5 ans après la claque visuelle au cinéma que fut "Gravity", Alfonso Cuaron revient avec son récit le plus personnel, fruit de 15 ans de réflexion et de reconstitution de ses souvenirs d'enfance au sein du quartier de "Roma" à Mexico City.
Le long-métrage, écrit en 3 semaines", nous place de l'année 1970 à 1971 au sein de la vie d'une famille de la classe moyenne dont le couple bat de l'aile.
S'ouvrant sur un plan de carrelage mouillé (répondant au plan final du film), cette histoire nous est contée de manière originale par le biais de Cleodegaria "Cleo" Guttiérez, la domestique de la maison.

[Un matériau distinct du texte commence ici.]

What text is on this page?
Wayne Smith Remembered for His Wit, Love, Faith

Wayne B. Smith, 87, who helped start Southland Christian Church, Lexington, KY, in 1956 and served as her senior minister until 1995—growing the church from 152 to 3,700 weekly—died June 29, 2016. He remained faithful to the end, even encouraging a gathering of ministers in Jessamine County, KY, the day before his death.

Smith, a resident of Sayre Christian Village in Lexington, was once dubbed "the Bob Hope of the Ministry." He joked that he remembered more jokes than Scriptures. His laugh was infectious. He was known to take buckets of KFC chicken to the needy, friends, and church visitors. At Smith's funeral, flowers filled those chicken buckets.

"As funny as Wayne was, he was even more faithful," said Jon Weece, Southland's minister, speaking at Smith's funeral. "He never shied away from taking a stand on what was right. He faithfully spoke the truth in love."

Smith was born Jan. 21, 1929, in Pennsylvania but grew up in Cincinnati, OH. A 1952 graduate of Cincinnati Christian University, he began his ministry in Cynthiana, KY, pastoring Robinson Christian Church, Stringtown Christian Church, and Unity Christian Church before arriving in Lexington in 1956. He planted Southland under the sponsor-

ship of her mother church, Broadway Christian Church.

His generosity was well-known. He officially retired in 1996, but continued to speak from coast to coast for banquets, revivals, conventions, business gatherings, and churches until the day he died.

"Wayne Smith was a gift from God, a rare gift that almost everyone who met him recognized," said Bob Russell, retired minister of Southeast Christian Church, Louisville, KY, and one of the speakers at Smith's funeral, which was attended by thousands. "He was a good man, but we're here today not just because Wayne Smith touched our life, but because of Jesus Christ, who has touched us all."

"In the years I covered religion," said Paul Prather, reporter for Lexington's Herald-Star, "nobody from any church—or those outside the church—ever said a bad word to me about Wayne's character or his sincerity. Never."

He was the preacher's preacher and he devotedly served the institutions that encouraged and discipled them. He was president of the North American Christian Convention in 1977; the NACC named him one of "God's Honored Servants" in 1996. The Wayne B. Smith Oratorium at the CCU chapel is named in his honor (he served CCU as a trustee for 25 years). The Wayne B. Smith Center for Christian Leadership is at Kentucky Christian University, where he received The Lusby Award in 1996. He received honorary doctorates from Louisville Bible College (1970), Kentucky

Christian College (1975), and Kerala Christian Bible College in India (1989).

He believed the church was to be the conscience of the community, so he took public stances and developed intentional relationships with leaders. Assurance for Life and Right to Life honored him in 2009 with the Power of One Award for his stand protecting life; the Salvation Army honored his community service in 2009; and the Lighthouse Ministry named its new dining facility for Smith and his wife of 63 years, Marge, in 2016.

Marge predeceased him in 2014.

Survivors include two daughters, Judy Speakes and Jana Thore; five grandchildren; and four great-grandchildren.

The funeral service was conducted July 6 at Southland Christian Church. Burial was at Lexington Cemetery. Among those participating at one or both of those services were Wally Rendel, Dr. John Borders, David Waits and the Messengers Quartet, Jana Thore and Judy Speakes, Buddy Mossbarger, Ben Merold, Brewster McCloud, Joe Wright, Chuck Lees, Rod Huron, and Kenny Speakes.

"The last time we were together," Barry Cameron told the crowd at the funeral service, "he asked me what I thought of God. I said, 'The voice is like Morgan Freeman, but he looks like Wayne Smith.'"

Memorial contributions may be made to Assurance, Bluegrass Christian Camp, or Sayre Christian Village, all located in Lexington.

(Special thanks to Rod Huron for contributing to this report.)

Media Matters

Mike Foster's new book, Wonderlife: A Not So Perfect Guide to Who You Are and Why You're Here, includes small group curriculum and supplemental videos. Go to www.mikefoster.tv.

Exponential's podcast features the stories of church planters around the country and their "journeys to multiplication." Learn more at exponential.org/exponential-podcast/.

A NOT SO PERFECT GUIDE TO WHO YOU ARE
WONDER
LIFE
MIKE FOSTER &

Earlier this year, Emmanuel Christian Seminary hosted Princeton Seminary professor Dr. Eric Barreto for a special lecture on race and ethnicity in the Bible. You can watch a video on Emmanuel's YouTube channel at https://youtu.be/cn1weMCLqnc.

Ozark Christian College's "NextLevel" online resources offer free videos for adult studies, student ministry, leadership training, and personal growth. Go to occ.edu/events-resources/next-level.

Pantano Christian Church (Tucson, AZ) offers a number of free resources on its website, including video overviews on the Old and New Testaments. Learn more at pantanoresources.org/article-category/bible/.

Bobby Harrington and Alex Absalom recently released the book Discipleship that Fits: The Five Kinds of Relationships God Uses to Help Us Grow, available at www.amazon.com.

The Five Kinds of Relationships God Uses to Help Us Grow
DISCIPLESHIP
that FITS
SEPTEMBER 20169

D'entrée de jeu le film surprend par sa narration et sa caméra flottante, observant tel un œil omniscient les moments de vie qui parcourent cette demeure, recrée à 70% via les souvenirs qu'a Cuaron de sa maison d'enfance.
Scènes de jeu entre les 4 enfants, conversations à la volée entre Sofia la mère et Antonio le père, préparation des repas par les domestiques...autant d'évènements peu palpitants sur le papier sont capturés via le regard aiguisé de Cuaron, à coups de longs plans aux mouvements amples et calculés à la seconde près, ou encore via des plans-séquences de génie.
En faisant connaissance avec Cléo et sa vie, le spectateur est rapidement familiarisé et attaché au personnage. Il faut bien sûr noter que cette empathie (en plus de cette dramaturgie visuelle) est boostée par le jeu impeccable de son interprète, Yalitza Aparicio, apportant un jeu plein de douceur, de retenue et de pureté (c'est d'autant plus incroyable sachant qu'il s'agit de son premier rôle). Son personnage est calme, timide et veut faire son boulot le mieux possible, tout en essayant à concilier ses évènements de vie personnels. L'actrice est fantastique, et devant la caméra du réalisateur, nous transmet un nombre incroyable de sentiments par un seul regard (sa meilleure amie a également été engagée pour jouer la 2e domestique, toujours dans ce souci d'authenticité).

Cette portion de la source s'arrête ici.